I think I understand py:locked() in the class-level example, but I'm a bit confused by the "foo"_a.lock() in the method-level example. Can you explain a bit more about how it would work and what the syntax means? I'm not familiar with the "foo"_a syntax.

wjakob commented 4 months ago

"foo"_a is syntax sugar for py::arg("foo") which specifies the Python keyword name of a C++ function argument.

You can specify default values, nullability, etc -- e.g. py::arg("foo").none() = Foo() means: the function has an argument "foo", which should be default-initialized with the C++ object Foo(), and the argument may also be equal to NULL / None, and that's okay (the binding layer shouldn't try to prevent such a call).

The .lock() suffix would say: lock this argument before dispatching the call to the C++ implementation, and unlock it afterwards. It would probably be limited to at most one function argument per call, otherwise it would seem difficult to avoid deadlocks. (Or perhaps the implementation could reorder the pointers before locking, which is IIRC also what free-threaded Python does).

henryiii commented 4 months ago

The first, simple step I'd assume is to make sure we can compile against free-threaded mode but still hold the GIL. I've fixed the four tests fail due to refcount issues when doing so against beta 1.
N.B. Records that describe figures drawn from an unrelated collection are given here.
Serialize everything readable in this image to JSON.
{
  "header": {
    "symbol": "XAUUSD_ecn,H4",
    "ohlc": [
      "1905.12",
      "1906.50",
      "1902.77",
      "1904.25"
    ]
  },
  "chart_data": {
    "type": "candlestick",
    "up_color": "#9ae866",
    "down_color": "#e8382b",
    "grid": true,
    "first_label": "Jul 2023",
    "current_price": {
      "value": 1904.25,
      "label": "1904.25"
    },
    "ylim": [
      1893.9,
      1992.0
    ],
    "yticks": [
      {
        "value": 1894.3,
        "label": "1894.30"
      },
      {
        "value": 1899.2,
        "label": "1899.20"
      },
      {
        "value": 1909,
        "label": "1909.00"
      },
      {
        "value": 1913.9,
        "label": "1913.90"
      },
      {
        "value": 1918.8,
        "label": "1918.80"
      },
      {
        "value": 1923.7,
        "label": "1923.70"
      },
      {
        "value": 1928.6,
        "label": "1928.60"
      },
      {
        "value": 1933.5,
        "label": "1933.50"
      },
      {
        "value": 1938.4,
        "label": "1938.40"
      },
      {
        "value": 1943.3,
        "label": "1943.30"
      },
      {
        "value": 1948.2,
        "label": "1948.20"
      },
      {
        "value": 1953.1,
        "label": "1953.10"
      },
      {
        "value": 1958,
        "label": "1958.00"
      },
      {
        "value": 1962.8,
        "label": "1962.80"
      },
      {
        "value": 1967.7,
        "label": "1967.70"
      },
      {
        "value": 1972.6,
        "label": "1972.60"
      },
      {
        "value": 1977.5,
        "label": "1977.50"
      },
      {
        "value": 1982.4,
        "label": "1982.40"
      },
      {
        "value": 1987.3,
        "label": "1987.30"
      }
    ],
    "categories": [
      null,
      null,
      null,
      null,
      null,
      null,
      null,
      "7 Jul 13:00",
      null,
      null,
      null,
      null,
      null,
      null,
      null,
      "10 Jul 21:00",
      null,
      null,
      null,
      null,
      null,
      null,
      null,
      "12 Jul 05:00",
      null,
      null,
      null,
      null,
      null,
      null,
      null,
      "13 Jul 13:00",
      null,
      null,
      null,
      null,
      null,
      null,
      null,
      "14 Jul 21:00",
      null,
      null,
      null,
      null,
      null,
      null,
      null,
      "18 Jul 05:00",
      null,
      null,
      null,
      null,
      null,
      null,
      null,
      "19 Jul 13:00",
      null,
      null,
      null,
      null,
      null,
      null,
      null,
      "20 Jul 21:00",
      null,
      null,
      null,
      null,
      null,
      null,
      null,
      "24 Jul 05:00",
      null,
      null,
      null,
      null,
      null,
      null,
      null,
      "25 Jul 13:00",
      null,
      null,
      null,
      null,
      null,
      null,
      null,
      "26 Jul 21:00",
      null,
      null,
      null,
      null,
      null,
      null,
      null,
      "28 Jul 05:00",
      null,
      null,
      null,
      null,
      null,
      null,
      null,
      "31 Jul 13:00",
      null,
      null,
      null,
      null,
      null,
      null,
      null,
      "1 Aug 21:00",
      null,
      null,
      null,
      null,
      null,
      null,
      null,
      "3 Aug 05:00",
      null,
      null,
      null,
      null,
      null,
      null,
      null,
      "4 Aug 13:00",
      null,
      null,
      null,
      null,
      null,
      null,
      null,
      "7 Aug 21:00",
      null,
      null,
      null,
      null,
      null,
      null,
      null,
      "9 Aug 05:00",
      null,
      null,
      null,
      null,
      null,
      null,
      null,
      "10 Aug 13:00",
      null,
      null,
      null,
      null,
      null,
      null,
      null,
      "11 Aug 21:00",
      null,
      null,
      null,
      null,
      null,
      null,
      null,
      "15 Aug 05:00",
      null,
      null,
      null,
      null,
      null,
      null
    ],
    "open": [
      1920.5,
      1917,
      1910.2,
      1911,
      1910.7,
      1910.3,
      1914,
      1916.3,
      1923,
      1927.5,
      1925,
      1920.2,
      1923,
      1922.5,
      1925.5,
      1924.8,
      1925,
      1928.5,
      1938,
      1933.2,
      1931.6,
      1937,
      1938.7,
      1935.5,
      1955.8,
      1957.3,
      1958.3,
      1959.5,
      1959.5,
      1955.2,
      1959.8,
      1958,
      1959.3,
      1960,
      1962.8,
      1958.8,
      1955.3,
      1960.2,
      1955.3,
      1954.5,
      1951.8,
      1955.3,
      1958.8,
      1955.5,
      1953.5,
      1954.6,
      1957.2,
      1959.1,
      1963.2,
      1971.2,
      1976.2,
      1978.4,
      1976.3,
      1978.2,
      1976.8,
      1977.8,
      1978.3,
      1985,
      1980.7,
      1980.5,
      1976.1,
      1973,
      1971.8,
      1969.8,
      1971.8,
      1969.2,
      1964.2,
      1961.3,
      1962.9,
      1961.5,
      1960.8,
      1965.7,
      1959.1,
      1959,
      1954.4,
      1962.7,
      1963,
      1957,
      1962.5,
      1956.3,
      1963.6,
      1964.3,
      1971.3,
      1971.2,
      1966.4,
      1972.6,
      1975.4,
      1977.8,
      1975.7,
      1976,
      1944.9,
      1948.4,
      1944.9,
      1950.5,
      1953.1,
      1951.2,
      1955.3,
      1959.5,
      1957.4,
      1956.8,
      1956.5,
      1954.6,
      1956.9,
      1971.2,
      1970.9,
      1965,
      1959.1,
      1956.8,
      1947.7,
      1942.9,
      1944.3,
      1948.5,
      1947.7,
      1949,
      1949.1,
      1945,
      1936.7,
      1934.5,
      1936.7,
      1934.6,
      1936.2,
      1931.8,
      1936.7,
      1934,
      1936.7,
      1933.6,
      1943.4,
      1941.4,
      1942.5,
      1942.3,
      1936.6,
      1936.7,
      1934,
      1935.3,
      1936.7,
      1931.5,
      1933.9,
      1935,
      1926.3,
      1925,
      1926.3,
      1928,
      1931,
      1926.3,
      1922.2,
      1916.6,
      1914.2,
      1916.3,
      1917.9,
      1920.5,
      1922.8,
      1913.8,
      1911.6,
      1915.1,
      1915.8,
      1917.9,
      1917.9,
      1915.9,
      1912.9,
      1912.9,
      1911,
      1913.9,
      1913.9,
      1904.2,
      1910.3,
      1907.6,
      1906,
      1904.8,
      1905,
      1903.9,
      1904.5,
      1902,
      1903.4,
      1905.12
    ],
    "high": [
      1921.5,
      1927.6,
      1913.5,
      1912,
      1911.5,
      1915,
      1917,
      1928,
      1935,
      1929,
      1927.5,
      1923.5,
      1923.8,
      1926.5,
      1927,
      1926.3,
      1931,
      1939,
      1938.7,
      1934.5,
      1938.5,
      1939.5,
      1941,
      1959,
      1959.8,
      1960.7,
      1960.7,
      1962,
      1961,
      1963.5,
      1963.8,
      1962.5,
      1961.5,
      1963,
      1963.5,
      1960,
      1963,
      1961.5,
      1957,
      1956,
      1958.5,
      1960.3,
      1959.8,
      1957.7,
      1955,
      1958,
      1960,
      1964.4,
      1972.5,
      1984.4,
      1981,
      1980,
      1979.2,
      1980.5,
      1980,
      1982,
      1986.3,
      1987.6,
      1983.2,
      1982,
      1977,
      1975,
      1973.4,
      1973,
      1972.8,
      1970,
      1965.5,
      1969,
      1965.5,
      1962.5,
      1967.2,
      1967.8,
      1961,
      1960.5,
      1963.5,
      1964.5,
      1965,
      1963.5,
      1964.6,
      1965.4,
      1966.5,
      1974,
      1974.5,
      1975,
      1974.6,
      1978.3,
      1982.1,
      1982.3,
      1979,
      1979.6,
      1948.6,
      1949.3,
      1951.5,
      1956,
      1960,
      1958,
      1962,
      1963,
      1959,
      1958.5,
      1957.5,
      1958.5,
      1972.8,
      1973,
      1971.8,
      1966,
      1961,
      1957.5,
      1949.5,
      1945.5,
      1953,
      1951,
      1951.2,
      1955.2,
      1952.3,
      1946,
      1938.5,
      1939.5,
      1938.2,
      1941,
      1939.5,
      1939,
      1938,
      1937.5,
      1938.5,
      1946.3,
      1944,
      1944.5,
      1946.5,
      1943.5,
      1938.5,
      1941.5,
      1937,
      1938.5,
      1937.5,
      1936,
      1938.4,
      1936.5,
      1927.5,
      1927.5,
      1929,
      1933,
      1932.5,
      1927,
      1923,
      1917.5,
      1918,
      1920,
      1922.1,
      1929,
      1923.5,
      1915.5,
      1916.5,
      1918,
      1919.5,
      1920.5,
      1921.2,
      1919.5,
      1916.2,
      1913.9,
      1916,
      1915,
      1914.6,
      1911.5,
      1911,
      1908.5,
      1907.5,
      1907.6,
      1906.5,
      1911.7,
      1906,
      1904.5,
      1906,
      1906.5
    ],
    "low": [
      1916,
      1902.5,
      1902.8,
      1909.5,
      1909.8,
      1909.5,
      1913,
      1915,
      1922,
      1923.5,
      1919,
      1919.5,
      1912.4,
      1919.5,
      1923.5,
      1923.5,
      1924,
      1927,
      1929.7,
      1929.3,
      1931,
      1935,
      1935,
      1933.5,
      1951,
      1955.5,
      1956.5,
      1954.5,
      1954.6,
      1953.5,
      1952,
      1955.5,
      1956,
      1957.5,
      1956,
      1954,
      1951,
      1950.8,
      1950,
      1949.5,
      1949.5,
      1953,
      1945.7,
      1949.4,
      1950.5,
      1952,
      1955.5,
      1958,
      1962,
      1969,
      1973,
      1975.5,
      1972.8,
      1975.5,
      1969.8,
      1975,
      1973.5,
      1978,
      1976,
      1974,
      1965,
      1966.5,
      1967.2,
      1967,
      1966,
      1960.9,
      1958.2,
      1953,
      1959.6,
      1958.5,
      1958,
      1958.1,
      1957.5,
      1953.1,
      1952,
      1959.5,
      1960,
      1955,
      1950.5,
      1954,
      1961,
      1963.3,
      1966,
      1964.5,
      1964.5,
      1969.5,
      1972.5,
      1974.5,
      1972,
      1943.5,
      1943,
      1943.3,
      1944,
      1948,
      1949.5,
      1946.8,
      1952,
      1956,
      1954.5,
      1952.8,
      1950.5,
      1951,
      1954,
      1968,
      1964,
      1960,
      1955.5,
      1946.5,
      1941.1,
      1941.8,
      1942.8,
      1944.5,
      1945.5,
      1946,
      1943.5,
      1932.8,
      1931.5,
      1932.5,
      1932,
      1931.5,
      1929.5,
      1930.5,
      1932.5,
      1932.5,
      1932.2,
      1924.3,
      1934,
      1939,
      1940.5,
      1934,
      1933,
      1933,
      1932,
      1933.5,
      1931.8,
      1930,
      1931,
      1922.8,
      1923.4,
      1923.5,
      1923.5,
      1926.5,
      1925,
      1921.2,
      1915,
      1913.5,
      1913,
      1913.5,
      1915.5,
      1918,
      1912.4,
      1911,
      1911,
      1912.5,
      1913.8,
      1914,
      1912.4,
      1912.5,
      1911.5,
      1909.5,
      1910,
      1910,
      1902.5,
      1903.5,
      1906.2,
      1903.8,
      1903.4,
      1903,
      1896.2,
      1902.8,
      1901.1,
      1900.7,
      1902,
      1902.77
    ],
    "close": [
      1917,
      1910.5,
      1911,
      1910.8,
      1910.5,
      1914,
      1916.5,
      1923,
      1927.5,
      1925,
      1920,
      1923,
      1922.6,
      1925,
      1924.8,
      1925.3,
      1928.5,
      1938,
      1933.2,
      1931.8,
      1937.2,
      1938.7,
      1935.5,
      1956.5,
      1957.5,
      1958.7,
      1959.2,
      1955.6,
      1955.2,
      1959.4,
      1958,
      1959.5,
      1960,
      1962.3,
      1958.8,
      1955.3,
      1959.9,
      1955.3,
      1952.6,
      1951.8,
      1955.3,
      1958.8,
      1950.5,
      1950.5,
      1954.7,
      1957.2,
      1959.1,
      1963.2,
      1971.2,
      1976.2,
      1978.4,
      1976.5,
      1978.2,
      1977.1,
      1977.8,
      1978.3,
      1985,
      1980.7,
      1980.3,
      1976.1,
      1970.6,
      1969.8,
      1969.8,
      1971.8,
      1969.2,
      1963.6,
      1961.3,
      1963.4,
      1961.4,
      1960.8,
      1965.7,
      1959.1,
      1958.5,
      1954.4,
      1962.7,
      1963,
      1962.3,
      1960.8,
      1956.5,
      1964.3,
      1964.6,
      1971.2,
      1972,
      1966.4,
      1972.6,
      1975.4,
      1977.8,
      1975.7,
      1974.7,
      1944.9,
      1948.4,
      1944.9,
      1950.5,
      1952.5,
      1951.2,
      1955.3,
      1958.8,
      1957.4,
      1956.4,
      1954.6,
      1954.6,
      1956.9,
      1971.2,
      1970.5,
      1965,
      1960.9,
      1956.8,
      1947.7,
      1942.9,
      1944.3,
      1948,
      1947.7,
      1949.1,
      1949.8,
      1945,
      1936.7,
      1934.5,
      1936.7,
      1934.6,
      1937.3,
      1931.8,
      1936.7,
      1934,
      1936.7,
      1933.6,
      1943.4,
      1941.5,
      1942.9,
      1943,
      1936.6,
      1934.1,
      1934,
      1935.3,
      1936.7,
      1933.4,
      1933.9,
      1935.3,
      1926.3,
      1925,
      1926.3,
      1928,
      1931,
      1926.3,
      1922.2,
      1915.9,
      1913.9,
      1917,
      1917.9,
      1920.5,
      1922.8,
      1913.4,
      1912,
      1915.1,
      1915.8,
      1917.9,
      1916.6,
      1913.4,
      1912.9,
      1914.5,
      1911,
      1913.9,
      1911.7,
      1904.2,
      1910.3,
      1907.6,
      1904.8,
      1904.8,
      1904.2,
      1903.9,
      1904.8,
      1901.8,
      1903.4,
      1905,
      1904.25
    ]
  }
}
If I actually disable the GIL, two more from py::implicitly_convertable:

FAILED ../../tests/test_thread.py::test_implicit_conversion - TypeError: test(): incompatible function arguments. The following argument types are supported:
FAILED ../../tests/test_thread.py::test_implicit_conversion_no_gil - TypeError: test_no_gil(): incompatible function arguments. The following argument types are supported:

We don't do much threading in the test suite, so I'd not expect too many failures. This seems to be an issue with registering type conversions.